I am starting a new project and want to build a custom audio classifier using the great website Teachable machine and his speech-commands model.
I have collected audio samples from a personal user interface, and now i have many wav files available.
My goal is to upload them inside teachable machine website, following the audio zip format, which is just a zip file containing :
all the samples sound files for a class concatenated inside a single webm file
a json file explaining for each sound sample his audio characteristics.
Using a simple Node.js script file, i achieve to concatenate my files, and creating the json file.
The last missing information foreach file is an attribute called “frequencyFrames”. For a sample i have downloaded from TM (and created online using microphone), it is an array of array.
Is someone knows how can i get this information for each wav file ?
can you share the link where you read those instructions?
I think that frequencyFrames might be the framerate of the audio files.

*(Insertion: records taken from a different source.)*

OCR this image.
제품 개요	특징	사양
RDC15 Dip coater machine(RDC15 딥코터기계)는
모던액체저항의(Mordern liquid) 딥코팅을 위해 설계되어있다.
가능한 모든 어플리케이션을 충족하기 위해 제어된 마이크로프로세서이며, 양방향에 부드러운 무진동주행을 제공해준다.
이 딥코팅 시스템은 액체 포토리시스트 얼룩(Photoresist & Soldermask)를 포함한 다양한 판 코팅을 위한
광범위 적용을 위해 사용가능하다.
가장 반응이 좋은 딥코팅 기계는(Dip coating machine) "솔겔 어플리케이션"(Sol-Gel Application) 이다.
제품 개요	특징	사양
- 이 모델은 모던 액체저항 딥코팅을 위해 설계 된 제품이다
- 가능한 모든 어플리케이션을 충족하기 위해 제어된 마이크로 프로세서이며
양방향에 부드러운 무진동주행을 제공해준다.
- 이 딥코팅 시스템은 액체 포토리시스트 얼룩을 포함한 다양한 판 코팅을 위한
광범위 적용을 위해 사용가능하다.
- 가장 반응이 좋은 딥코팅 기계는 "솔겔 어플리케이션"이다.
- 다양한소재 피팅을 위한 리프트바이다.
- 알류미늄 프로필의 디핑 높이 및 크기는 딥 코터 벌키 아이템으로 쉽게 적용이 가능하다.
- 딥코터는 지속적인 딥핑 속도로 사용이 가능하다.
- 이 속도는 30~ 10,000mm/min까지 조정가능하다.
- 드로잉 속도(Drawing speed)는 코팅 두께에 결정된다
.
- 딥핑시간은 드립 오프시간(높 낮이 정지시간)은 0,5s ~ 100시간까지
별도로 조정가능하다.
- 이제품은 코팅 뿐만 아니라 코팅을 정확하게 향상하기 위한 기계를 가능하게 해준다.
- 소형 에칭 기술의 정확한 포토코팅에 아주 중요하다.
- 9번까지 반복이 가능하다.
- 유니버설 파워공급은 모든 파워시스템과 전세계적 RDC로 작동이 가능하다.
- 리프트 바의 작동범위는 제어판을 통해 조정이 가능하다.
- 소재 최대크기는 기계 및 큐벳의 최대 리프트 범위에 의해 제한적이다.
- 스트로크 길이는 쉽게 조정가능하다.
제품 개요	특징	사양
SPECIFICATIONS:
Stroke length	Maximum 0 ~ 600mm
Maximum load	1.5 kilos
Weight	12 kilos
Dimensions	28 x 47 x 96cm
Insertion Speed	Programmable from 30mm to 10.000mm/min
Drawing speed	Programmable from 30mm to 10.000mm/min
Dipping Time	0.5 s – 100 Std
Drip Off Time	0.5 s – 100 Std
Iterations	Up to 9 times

This is defined when you record them (eg: 16kHz, 24kHz, …)
The test project is linked to my Google drive, i cannot share it on the web.
And when i export it, i have in the zip file, in the samples.json file, an array for the 8 samples for the first class “le”. And for each sample, the frequencyFrames is an array of array like in the screenshot below :
Not really. I am trying to use Teachable Machine interface with wav files i have collected for a side project, and training a model with these sounds.
There is only one way to import sounds in Teachable machine : previous sounds recorded with the interface and downloaded on my computer for example.
I have tried (explained in my first message) to reproduce the structure of the zip file i got when i download a Teachable machine class.
I have found some interesting classes in tfjs speech commands source code (tfjs-models/speech-commands/src at master · tensorflow/tfjs-models · GitHub), but didn’t find a way to recreate frequencyFrames data.
I have all my wav files offline, and a Node.js script to loop on them and recreate the needed Teachable machine zip file.
Hi Vincent, sorry for the delay but got some clarification for you:
The zip file that is generated includes the audio files solely for the purposes of playback, but the FFT data has already been previously extracted, this is the missing “frequencyFrames”.
heres a comment from the code that is processing it:
/**
* The number of frames of frequency data to represent one sample,
* for speech-commands this is 43, it corresponds to the models input shape
* speech-commands input shape is [null, 43, 232, 1]
*/
Each “sample” is 43 frames consisting of the first 232 numbers in the FFTs array. Though another important detail is these numbers come from the WebAudio API’s Analyser and using something else is likely to shift performance.
My suggestion is, if you want to do with your own audio, it might be simple to:
1 - change their code (it’s open source) and enable a better input
2- try using one of the samples here:
Hi, I am Maxwell
I am currently working on ML audio project, I got struck in same problem Teachable machine is not allowing me to upload my own audio dataset. I have referred your code, I want to clarify that your code will work or not.
Thank you